Non riuscivo a pensare, non riuscivo a vedere, non...
non riuscivo a respirare. […] Il mio cuore batteva all'impazzata e...
il petto...si stava frantumando. Era... era come se fossi sott'acqua.
Suits 5x01, Harvey Specter
 
 
 
22 Aprile 2003, Firenze
 
Vieni qui Mia!” il bel ragazzo dagli occhi azzurri iniziò ad agitare energicamente le braccia per farsi vedere dalla ragazza che, nonostante fosse vicina, sembrava non sentirlo, o non volerlo sentire. Così prese lui l’iniziativa e si avvicinò a lei. “Mia quando ti chiamo voglio che mi rispondi” disse con un tono di voce serio. Non appena la ragazza sentì le sue mani sui fianchi, trasalì.
Era arrivata al culmine. Non lo sopportava più. Ogni volta che stava con lui sentiva la necessità di scappare, correre, correre più lontano che potesse.

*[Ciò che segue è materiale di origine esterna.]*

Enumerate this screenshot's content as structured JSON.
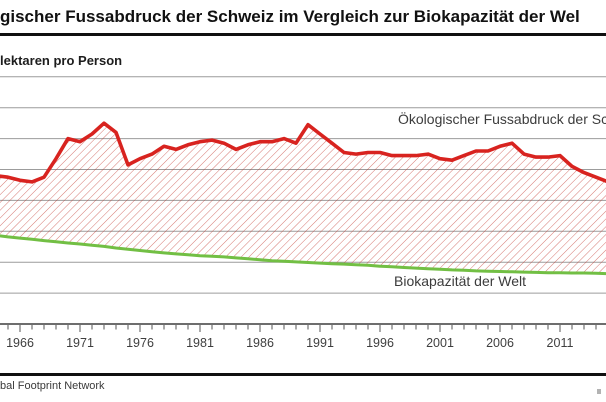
{
  "header": {
    "title_fragment": "gischer Fussabdruck der Schweiz im Vergleich zur Biokapazität der Wel"
  },
  "y_axis_label_fragment": "lektaren pro Person",
  "series_labels": {
    "footprint": "Ökologischer Fussabdruck der Schwe",
    "biocapacity": "Biokapazität der Welt"
  },
  "source_fragment": "bal Footprint Network",
  "colors": {
    "footprint_line": "#d8231f",
    "hatch_fill": "#c2382f",
    "biocapacity_line": "#72bf44",
    "gridline": "#9c9c9c",
    "axis": "#3d3d3d",
    "rule": "#101010",
    "text": "#3c3c3c"
  },
  "chart_data": {
    "type": "area",
    "title": "gischer Fussabdruck der Schweiz im Vergleich zur Biokapazität der Wel",
    "ylabel": "lektaren pro Person",
    "xlabel": "",
    "grid": "horizontal",
    "ylim": [
      0,
      8
    ],
    "y_gridlines": [
      1,
      2,
      3,
      4,
      5,
      6,
      7,
      8
    ],
    "x_tick_labels": [
      "1966",
      "1971",
      "1976",
      "1981",
      "1986",
      "1991",
      "1996",
      "2001",
      "2006",
      "2011"
    ],
    "x": [
      1964,
      1965,
      1966,
      1967,
      1968,
      1969,
      1970,
      1971,
      1972,
      1973,
      1974,
      1975,
      1976,
      1977,
      1978,
      1979,
      1980,
      1981,
      1982,
      1983,
      1984,
      1985,
      1986,
      1987,
      1988,
      1989,
      1990,
      1991,
      1992,
      1993,
      1994,
      1995,
      1996,
      1997,
      1998,
      1999,
      2000,
      2001,
      2002,
      2003,
      2004,
      2005,
      2006,
      2007,
      2008,
      2009,
      2010,
      2011,
      2012,
      2013,
      2014
    ],
    "series": [
      {
        "name": "Ökologischer Fussabdruck der Schwe",
        "unit": "Hektaren pro Person",
        "color": "#d8231f",
        "fill": "red-diagonal-hatch-between-lines",
        "values": [
          4.8,
          4.75,
          4.65,
          4.6,
          4.75,
          5.35,
          6.0,
          5.9,
          6.15,
          6.5,
          6.2,
          5.15,
          5.35,
          5.5,
          5.75,
          5.65,
          5.8,
          5.9,
          5.95,
          5.85,
          5.65,
          5.8,
          5.9,
          5.9,
          6.0,
          5.85,
          6.45,
          6.15,
          5.85,
          5.55,
          5.5,
          5.55,
          5.55,
          5.45,
          5.45,
          5.45,
          5.5,
          5.35,
          5.3,
          5.45,
          5.6,
          5.6,
          5.75,
          5.85,
          5.5,
          5.4,
          5.4,
          5.45,
          5.1,
          4.9,
          4.75
        ]
      },
      {
        "name": "Biokapazität der Welt",
        "unit": "Hektaren pro Person",
        "color": "#72bf44",
        "fill": "none",
        "values": [
          2.87,
          2.82,
          2.78,
          2.74,
          2.7,
          2.66,
          2.62,
          2.59,
          2.55,
          2.51,
          2.46,
          2.42,
          2.38,
          2.34,
          2.3,
          2.27,
          2.24,
          2.21,
          2.19,
          2.17,
          2.14,
          2.11,
          2.08,
          2.05,
          2.03,
          2.01,
          1.99,
          1.97,
          1.95,
          1.94,
          1.92,
          1.9,
          1.87,
          1.85,
          1.83,
          1.81,
          1.79,
          1.77,
          1.75,
          1.74,
          1.72,
          1.71,
          1.7,
          1.69,
          1.68,
          1.67,
          1.66,
          1.66,
          1.65,
          1.65,
          1.64
        ]
      }
    ]
  }
}
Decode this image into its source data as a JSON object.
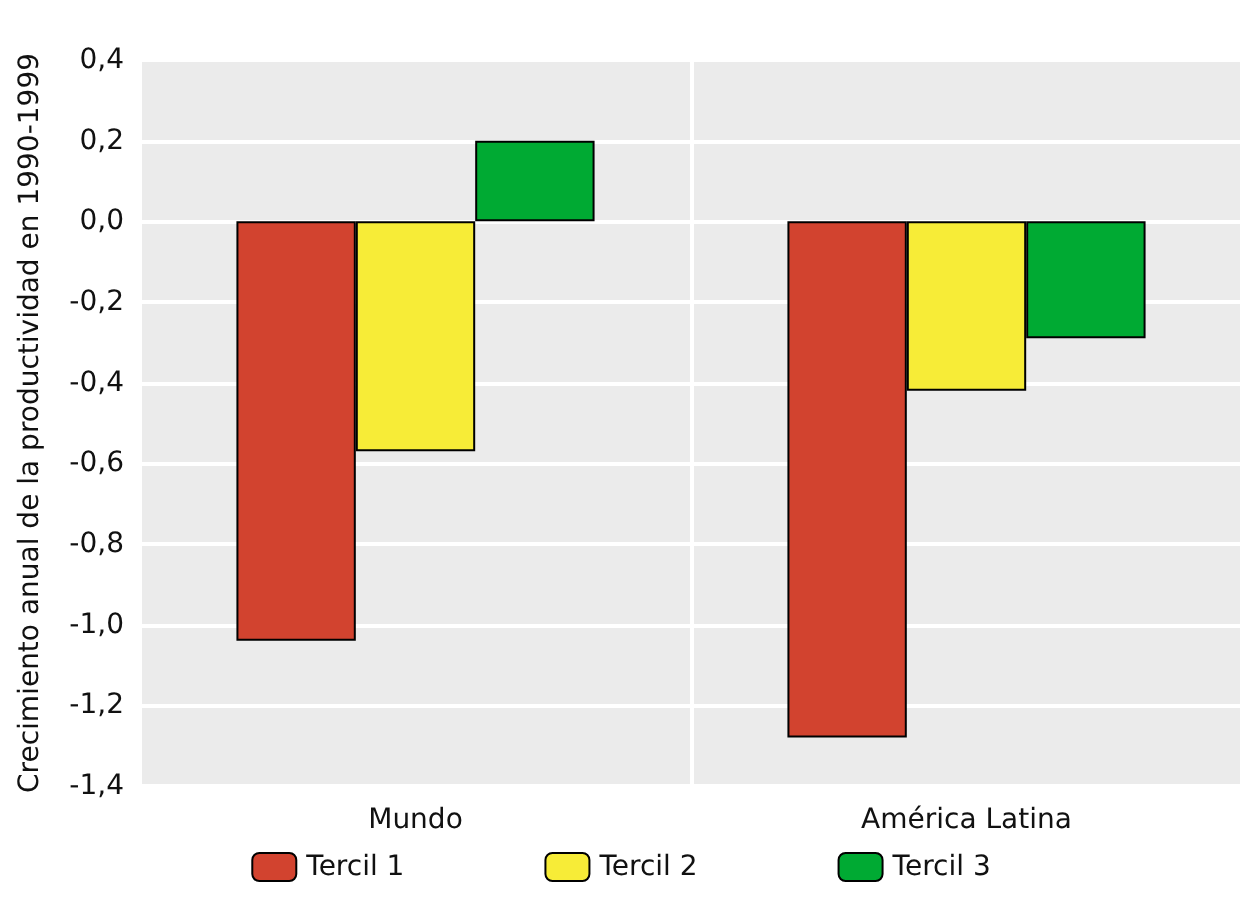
{
  "chart_data": {
    "type": "bar",
    "ylabel": "Crecimiento anual de la productividad en 1990-1999",
    "categories": [
      "Mundo",
      "América Latina"
    ],
    "series": [
      {
        "name": "Tercil 1",
        "color": "#d2432f",
        "values": [
          -1.04,
          -1.28
        ]
      },
      {
        "name": "Tercil 2",
        "color": "#f7ec37",
        "values": [
          -0.57,
          -0.42
        ]
      },
      {
        "name": "Tercil 3",
        "color": "#00aa33",
        "values": [
          0.2,
          -0.29
        ]
      }
    ],
    "ylim": [
      -1.4,
      0.4
    ],
    "yticks": [
      {
        "value": -1.4,
        "label": "-1,4"
      },
      {
        "value": -1.2,
        "label": "-1,2"
      },
      {
        "value": -1.0,
        "label": "-1,0"
      },
      {
        "value": -0.8,
        "label": "-0,8"
      },
      {
        "value": -0.6,
        "label": "-0,6"
      },
      {
        "value": -0.4,
        "label": "-0,4"
      },
      {
        "value": -0.2,
        "label": "-0,2"
      },
      {
        "value": 0,
        "label": "0,0"
      },
      {
        "value": 0.2,
        "label": "0,2"
      },
      {
        "value": 0.4,
        "label": "0,4"
      }
    ],
    "grid": true,
    "legend": "bottom"
  }
}
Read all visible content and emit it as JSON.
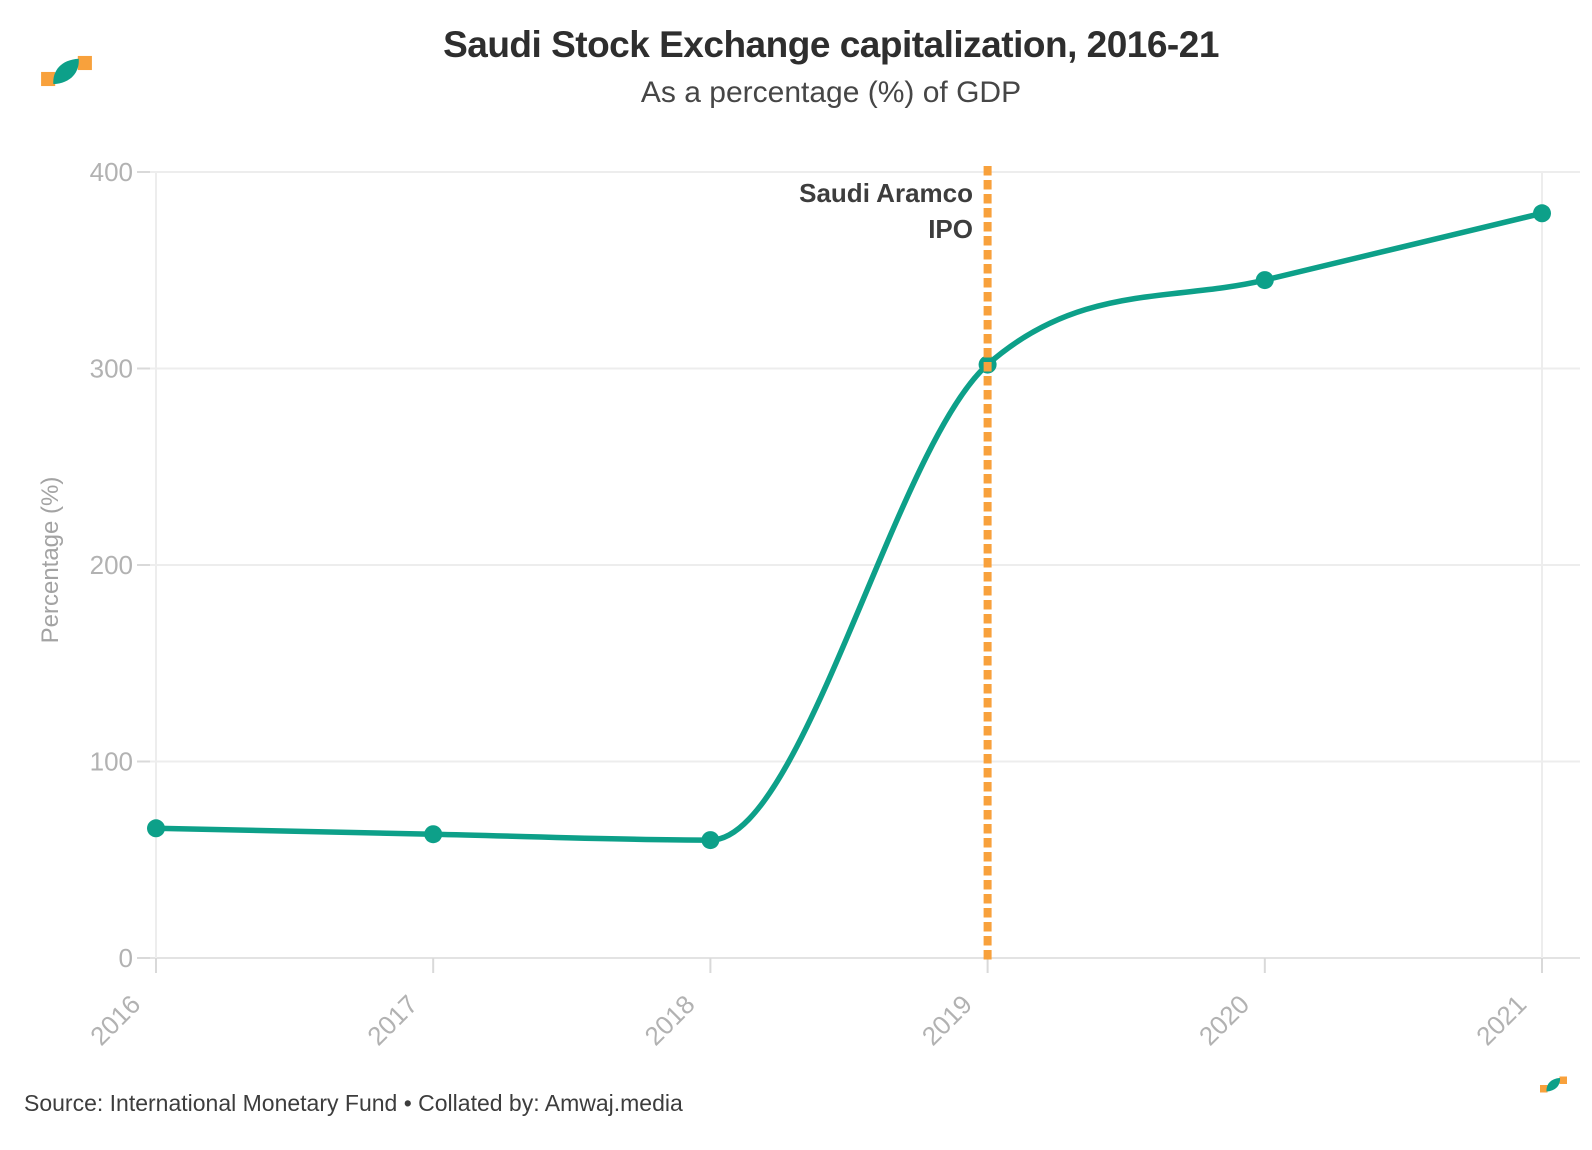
{
  "branding": {
    "logo": "amwaj-media-wave-logo"
  },
  "chart_data": {
    "type": "line",
    "title": "Saudi Stock Exchange capitalization, 2016-21",
    "subtitle": "As a percentage (%) of GDP",
    "x": [
      2016,
      2017,
      2018,
      2019,
      2020,
      2021
    ],
    "series": [
      {
        "name": "Stock exchange capitalization (% of GDP)",
        "values": [
          66,
          63,
          60,
          302,
          345,
          379
        ]
      }
    ],
    "xlabel": "",
    "ylabel": "Percentage (%)",
    "ylim": [
      0,
      400
    ],
    "yticks": [
      0,
      100,
      200,
      300,
      400
    ],
    "grid": "horizontal",
    "legend": "none",
    "line_style": "smooth-monotone",
    "annotation": {
      "line1": "Saudi Aramco",
      "line2": "IPO",
      "x": 2019,
      "style": "dashed-vertical"
    }
  },
  "footer": {
    "source": "Source: International Monetary Fund • Collated by: Amwaj.media"
  },
  "colors": {
    "line": "#0da089",
    "accent": "#f8a13c",
    "grid": "#ededed",
    "axis": "#e3e3e3",
    "tick": "#d9d9d9",
    "tick_label": "#b2b2b2",
    "axis_title": "#a3a3a3",
    "title": "#2e2e2e",
    "subtitle": "#464646",
    "annotation_text": "#3d3d3d",
    "source_text": "#3d3d3d",
    "background": "#ffffff"
  }
}
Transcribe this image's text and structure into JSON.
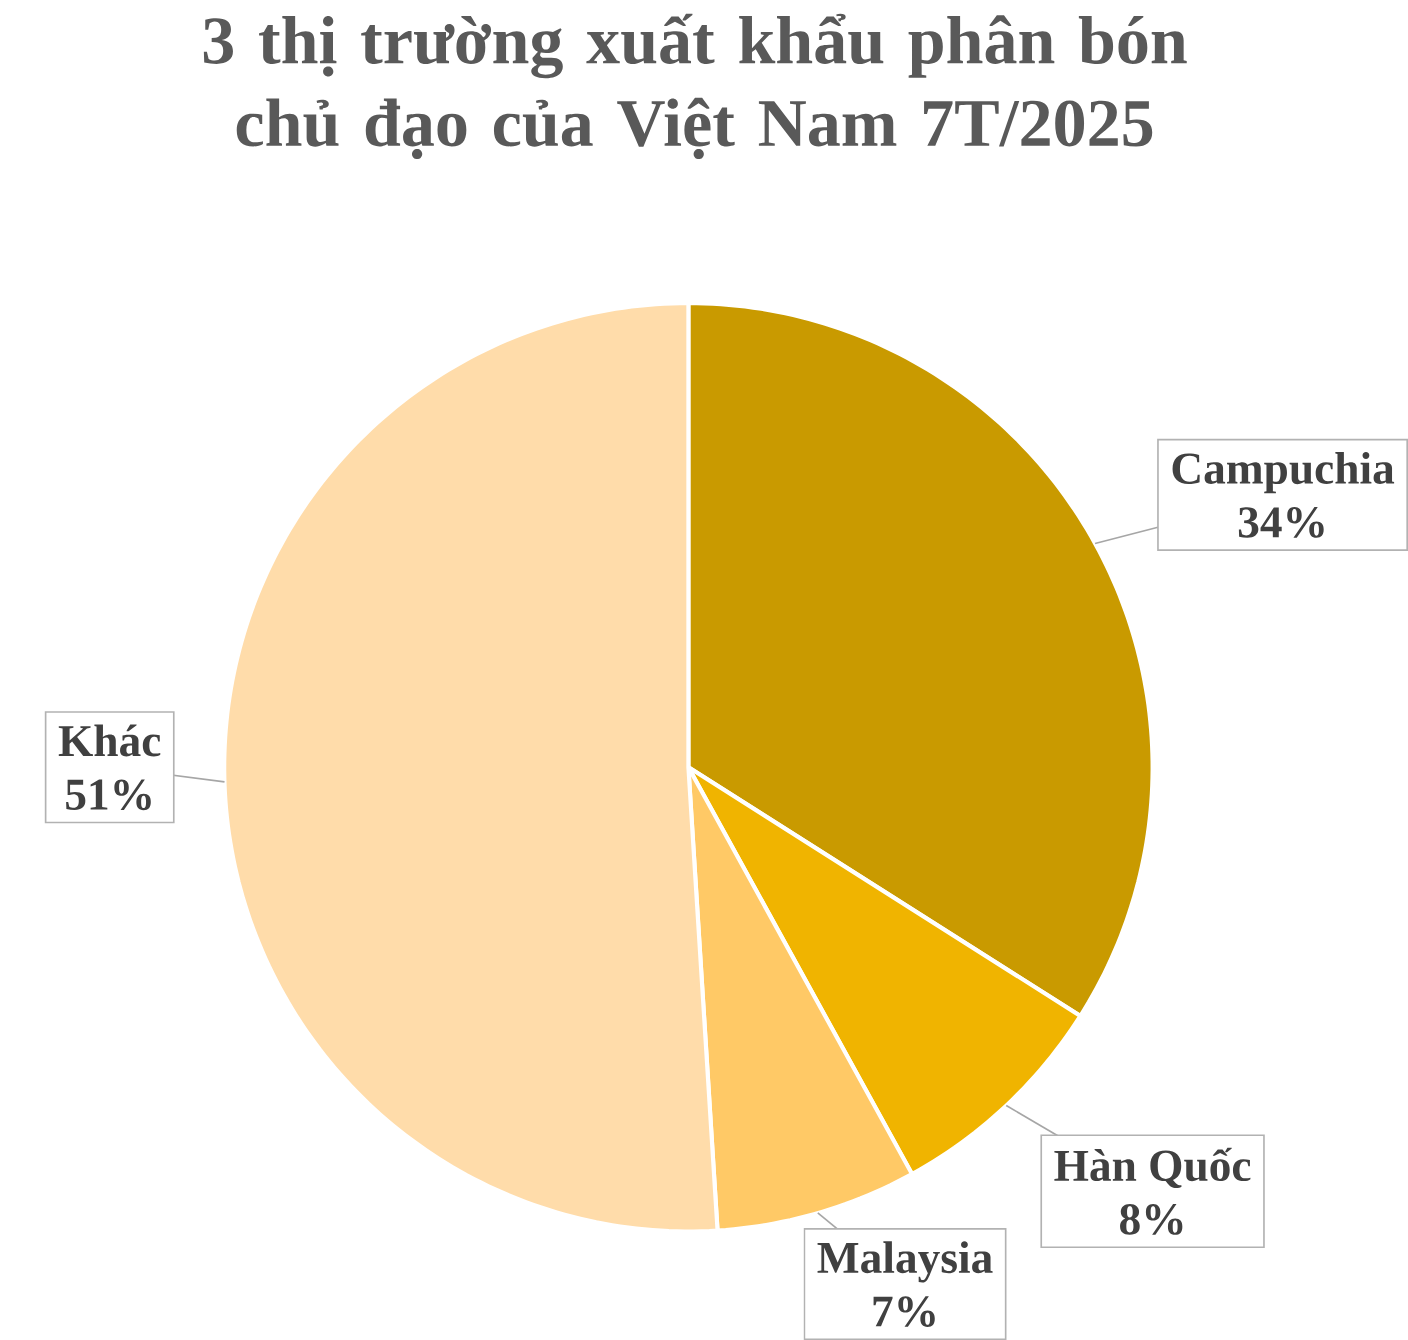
{
  "chart_data": {
    "type": "pie",
    "title": "3 thị trường xuất khẩu phân bón chủ đạo của Việt Nam 7T/2025",
    "categories": [
      "Campuchia",
      "Hàn Quốc",
      "Malaysia",
      "Khác"
    ],
    "values": [
      34,
      8,
      7,
      51
    ],
    "value_labels": [
      "34%",
      "8%",
      "7%",
      "51%"
    ],
    "colors": [
      "#c99a00",
      "#f0b400",
      "#ffc966",
      "#ffdcaa"
    ]
  }
}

Fece un respiro profondo e si voltò con un sorriso finto stampato sulle labbra. “Scusa amore, non ti ho sentito” disse e lo baciò. Era un bacio senza amore, senza passione. Un bacio finto. Il ragazzo la strinse attorno a sé con le possenti braccia da nuotatore, lasciandola quasi senza fiato.
Mia si staccò dal suo fidanzato “Torniamo a casa? Sono stanca” chiese sbattendo le folte ciglia bionde. Sapeva che nonostante tutto, Christian era ancora nelle sue mani, e avrebbe obbedito ad ogni su volontà “Certo” disse lui confermando i pensieri di Mia.
I due ragazzi si avvicinarono alla macchina e Christian aprì lo sportello di Mia invitandola ad entrare all’interno. Era un gesto nobile e premuroso, fatto da un qualsiasi altro ragazzo, ma fatto da lui significava tutt’altra cosa. Significava che lei era sua. Che nessun’altro al mondo avrebbe potuto riaccompagnarla a casa.
Mia entrò nell’automobile e sprofondò nel sedile incavallando le gambe. Il Giardino della Gherardesca non era molto distante da casa loro, ma pur di non sentire le chiacchiere di Christian, Mia decise di addormentarsi.
 
13 Febbraio 2005, Parigi
 
“Dai Mia, facciamoci la foto sotto la Tour Eiffel” Christian indossava un simpatico cappellino acquistato sulle bancarelle di Parigi. Mia lo odiava, lo rendeva stupido.
Annuì e si avvicinò al ragazzo, quando questo mise davanti a loro l’obiettivo, Mia cercò di inarcare le labbra in un sorriso. Ma non ci riuscì.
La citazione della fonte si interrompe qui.